Another scenario involves an operator who notices a situation where the system will fail and can raise a flag to invoke a different recognition algorithm specific to that case. The system will start by giving the user a "specification sheet"—a list of situations that might cause the program to fail. This empowers the user to watch out for any of these situations and tell the system when to use an alternate algorithm.
Adaptation to new challenges
Parikh's research also opens possibilities for improving the system itself, either by using better training data or by self-compensating for potential failures. Some failure situations can be alleviated with additional specific training data. If a facial recognition system reports that it is likely to fail when a woman is wearing heavy makeup, the system might be improved when trained with more pictures of women wearing makeup, Parikh suggests.
Other systems can be programmed to compensate for certain failures. For example, a system identifying a person from a video feed could be programmed to first focus on frames where a person is facing the camera—when the algorithm has the highest chance of success—and then apply those identifications to the difficult frames where the person is turned away.

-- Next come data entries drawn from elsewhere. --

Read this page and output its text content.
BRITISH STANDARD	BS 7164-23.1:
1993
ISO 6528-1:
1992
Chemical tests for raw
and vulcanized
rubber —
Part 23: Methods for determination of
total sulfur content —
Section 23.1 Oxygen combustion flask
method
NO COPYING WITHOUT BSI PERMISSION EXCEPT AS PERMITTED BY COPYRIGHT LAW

In order to determine and describe potential failure scenarios, Parikh will use clustering techniques to group the failures by similar features, then use crowdsourcing to allow a large number of people to describe the clusters. One cluster of failed faces that were not properly identified might turn out to be faces of people wearing sunglasses, and the people looking at the cluster would note that the similarity is the sunglasses.
This research has many applications, ranging from autonomous vehicle perception to mining large quantities of visual data on social media.
Parikh teaches an Introduction to Computer Vision class and an Advanced Computer Vision class that focuses on reading and critiquing recent and classical papers. In addition, she and Assistant Professor Dhruv Batra organize a machine vision and learning reading group where students can learn about cutting-edge techniques and get feedback on their work. The two recently organized a Mid-Atlantic Computer Vision (MACV) workshop at Virginia Tech, which was attended by more than 100 computer vision faculty members and students from neighboring universities, including Carnegie Mellon University, Duke University, George Mason University, George Washington University, Johns Hopkins University, the University of Maryland, and the University of North Carolina.